Valley Lumber in the Basalt Trade Center offered materials if someone would match half of the cost. Mark Regan of Regan Construction stepped up and made that gift happen. The town of Basalt gave $500 to the project.
When it was done Pedersen’s students had a total $2,500 worth of materials to work with, including high-quality polycarbonate plastic for the cold frame covers. Students are making two cold frame sizes for potential customers, the larger at 4-by-8 feet.
“Now that we’ve made a prototype, we’ll make them faster as a quality product through an assembly line.” Pedersen said.

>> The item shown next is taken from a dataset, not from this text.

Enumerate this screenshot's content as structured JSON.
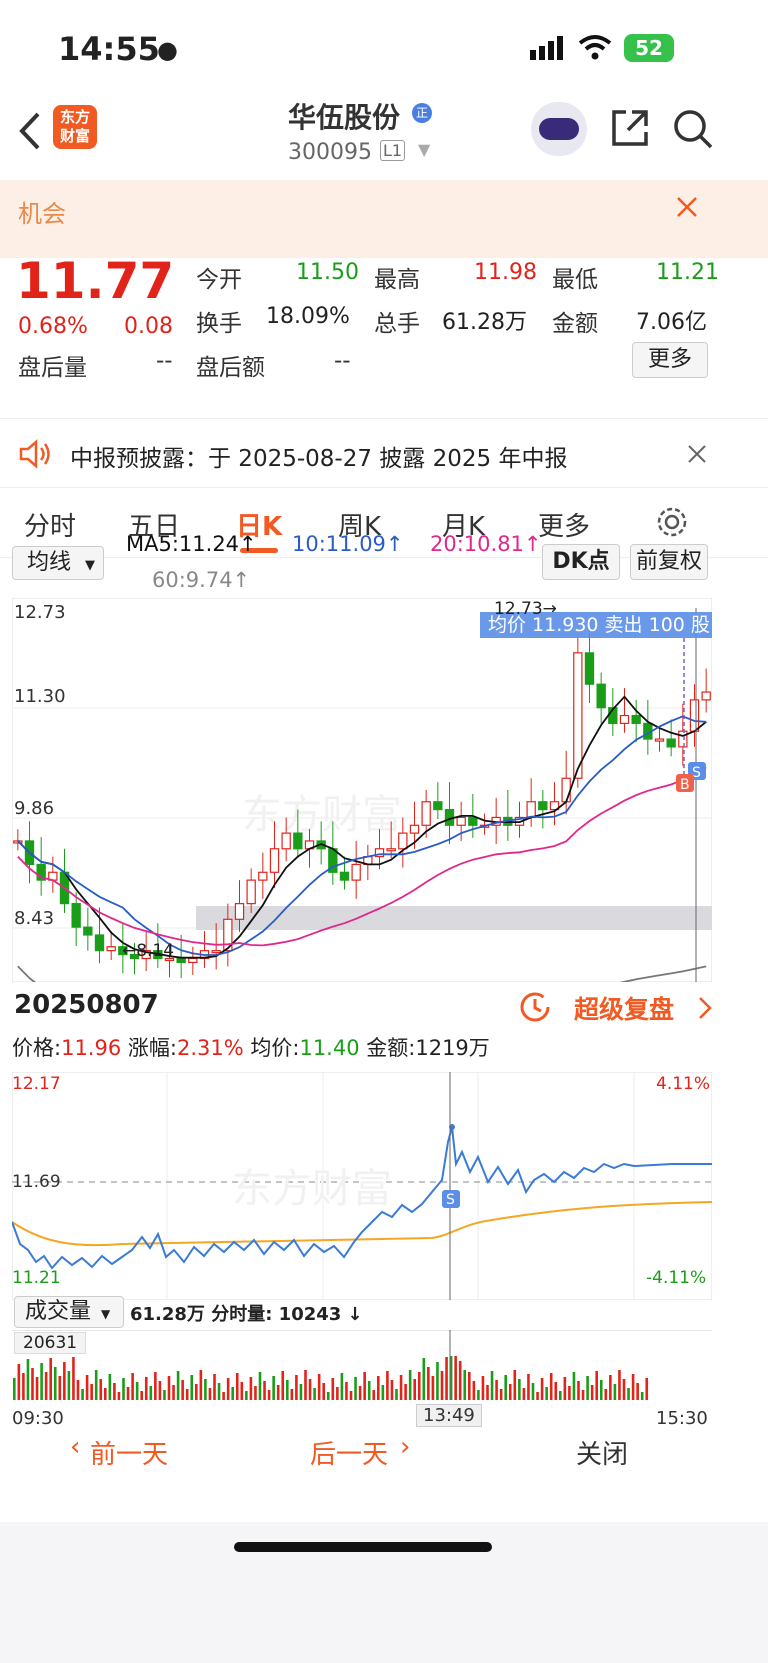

“We have enough material for 12 to14 cold frames,” said Conner. “We’ve already sold one to Roaring Fork High’s ag/bio program. The biology department at Basalt high has ordered another, and one student gave one to his mother for Valentine’s Day.”
“We hope to sell them in the $130-$300 range, according to size,” Pedersen said. “And we are going to make a profit.”
When asked what the class will do with those profits, Gerardo Martinez had a ready answer.
“We’ll save the money and invest it in a full-size greenhouse for next year,” he said.
“We’ve learned in this class that one-half of all Americans try to create their own businesses,” Pedersen said. “We don’t want to lose that entrepreneurial spirit, so these students are having that experience.
“Another important part of this is community involvement with education mentors. The idea is to build community that way,” Pedersen said.
“It’s a kind of enterprise club where different skills are mentored by community experts,” Thompson said.
“We think they’ll have more orders than cold frames,” Conner said. “Next year, the veterans of this class will come back and work with new students. This has real-world relevancy and is a rich learning experience.”
Editor’s note: This story was done in collaboration with the Aspen Journalism Land Desk and The Aspen Times, which published a version of it on Monday, Feb. 24, 2014.